Core Insights - Connect Biopharma presented data on rademikibart, showing significant improvements in lung function and asthma control, particularly in patients with elevated type 2 inflammatory markers [1][2][3] - The company anticipates reporting topline data from ongoing Phase 2 Seabreeze STAT studies for asthma and COPD in the first half of 2026 [1][2] Company Overview - Connect Biopharma is a clinical-stage biopharmaceutical company focused on treating inflammatory diseases, headquartered in San Diego, California [6] - The company is advancing rademikibart, a next-generation anti-IL-4Rα antibody, through global clinical studies targeting acute exacerbations of asthma and COPD [6] Clinical Trial Results - Rademikibart demonstrated rapid and sustained improvements in lung function, with a 507 mL increase in prebronchodilator FEV1 for patients with high eosinophil counts and high FeNO levels at Week 24 [3] - A significant reduction in asthma exacerbations was noted, with a 63% reduction in patients with high eosinophils and a 69% reduction in those with high FeNO [3] - The Phase 2b trial results indicated that rademikibart's efficacy varied based on regional differences, with greater benefits observed in the overall trial population compared to the Polish subgroup [3][4] Future Development Plans - The data from the Phase 2b study will inform the clinical development plans and site strategies for ongoing studies [2][4] - Connect Biopharma is collaborating with Simcere in China for the development of rademikibart [6]

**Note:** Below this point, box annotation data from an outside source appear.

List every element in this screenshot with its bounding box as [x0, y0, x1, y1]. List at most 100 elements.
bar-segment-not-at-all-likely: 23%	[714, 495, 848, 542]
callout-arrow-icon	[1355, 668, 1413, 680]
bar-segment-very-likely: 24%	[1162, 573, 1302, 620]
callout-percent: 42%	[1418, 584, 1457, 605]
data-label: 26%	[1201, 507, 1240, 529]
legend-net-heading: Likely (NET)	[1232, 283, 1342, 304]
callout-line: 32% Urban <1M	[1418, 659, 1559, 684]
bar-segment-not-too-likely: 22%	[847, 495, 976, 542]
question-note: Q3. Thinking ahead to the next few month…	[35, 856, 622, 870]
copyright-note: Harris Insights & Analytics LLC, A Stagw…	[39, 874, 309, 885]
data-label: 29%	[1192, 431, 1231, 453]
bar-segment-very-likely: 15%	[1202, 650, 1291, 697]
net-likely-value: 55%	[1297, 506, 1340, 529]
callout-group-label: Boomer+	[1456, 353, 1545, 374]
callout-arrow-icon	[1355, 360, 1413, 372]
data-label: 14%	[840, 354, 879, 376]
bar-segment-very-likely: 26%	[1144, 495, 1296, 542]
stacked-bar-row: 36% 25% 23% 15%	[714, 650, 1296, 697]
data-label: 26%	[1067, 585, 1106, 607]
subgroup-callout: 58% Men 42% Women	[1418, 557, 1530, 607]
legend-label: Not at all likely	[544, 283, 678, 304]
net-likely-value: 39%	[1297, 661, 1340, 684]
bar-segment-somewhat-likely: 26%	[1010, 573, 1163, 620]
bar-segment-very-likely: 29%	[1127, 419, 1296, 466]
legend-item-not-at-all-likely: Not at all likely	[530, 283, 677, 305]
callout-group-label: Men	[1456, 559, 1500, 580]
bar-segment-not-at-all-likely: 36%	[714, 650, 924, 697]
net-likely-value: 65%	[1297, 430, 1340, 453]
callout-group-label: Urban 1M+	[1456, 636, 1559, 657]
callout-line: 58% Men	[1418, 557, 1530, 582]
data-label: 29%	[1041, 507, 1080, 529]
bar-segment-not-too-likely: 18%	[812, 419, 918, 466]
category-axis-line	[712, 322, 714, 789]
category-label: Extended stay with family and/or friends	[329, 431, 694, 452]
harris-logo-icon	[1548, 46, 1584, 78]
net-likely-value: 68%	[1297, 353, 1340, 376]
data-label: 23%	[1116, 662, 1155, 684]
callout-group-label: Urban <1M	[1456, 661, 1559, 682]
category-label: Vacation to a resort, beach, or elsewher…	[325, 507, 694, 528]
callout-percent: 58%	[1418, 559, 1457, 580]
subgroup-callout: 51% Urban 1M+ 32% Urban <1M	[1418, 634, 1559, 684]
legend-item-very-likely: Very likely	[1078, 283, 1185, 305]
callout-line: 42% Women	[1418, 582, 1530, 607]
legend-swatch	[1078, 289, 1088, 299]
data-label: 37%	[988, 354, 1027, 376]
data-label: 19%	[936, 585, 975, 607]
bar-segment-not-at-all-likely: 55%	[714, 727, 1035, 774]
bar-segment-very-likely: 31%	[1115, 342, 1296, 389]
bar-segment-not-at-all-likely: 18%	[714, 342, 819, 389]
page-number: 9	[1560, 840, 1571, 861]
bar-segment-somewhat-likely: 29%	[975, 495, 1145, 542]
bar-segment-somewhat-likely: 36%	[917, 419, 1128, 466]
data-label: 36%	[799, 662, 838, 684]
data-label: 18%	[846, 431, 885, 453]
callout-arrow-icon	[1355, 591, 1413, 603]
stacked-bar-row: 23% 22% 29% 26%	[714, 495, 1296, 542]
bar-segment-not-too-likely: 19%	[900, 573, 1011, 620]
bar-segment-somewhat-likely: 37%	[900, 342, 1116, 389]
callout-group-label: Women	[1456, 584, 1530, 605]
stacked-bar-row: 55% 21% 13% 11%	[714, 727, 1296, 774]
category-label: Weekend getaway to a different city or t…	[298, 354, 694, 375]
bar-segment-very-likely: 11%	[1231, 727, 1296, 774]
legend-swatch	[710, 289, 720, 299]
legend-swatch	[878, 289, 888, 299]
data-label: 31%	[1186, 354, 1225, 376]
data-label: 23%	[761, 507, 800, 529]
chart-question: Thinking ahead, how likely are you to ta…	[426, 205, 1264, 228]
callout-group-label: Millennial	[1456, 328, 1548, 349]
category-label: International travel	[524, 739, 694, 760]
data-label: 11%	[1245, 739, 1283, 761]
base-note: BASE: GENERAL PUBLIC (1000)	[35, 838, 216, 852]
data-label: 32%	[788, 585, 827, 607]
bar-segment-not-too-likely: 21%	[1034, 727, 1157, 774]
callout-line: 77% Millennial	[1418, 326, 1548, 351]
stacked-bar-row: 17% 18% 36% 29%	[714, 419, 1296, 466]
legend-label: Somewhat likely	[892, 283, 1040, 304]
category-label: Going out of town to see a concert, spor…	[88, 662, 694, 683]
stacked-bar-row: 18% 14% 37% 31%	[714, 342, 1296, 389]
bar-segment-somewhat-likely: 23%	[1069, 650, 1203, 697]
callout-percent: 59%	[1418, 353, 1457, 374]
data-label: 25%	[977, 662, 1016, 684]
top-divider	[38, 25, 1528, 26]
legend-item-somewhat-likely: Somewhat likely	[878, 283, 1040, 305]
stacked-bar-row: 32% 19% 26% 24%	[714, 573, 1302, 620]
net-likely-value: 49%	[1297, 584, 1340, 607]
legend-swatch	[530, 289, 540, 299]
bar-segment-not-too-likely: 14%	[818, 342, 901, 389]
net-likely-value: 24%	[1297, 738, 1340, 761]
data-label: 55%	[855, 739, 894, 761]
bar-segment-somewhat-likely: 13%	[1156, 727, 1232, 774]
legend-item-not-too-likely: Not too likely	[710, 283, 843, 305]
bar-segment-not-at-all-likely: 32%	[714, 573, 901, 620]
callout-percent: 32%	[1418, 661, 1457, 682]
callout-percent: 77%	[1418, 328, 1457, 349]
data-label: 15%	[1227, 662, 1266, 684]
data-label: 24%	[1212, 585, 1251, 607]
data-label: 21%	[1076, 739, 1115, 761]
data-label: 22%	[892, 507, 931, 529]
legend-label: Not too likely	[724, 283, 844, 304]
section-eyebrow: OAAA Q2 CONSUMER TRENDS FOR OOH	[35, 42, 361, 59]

Core Viewpoint - Connect Biopharma Holdings Limited is advancing its clinical-stage product candidate, rademikibart, which targets inflammatory diseases, particularly asthma, and will present new trial data at the European Respiratory Society Congress 2025 [1][3]. Group 1: Company Overview - Connect Biopharma is a clinical-stage biopharmaceutical company headquartered in San Diego, California, focused on transforming care for asthma and chronic obstructive pulmonary disease (COPD) [3]. - The company is conducting global clinical studies of rademikibart, which is designed to target interleukin-4 receptor alpha (IL-4Rα) [2][3]. - Connect Biopharma has an exclusive license and collaboration agreement for rademikibart with Simcere in China [3]. Group 2: Product Information - Rademikibart is a fully human monoclonal antibody that blocks the functions of IL-4 and IL-13, aiming to treat Th2 related inflammatory diseases such as atopic dermatitis and asthma [2]. - The product is currently under clinical investigation and has not yet received marketing approval from regulatory agencies [8]. Group 3: Upcoming Presentations - Connect Biopharma will present two posters at the ERS Congress 2025, detailing the impact of eosinophils and regional differences on the response to rademikibart in moderate-to-severe asthma [1]. - The presentations are scheduled for September 29, 2025, during the session on biologics for asthma and allergic rhinitis [1].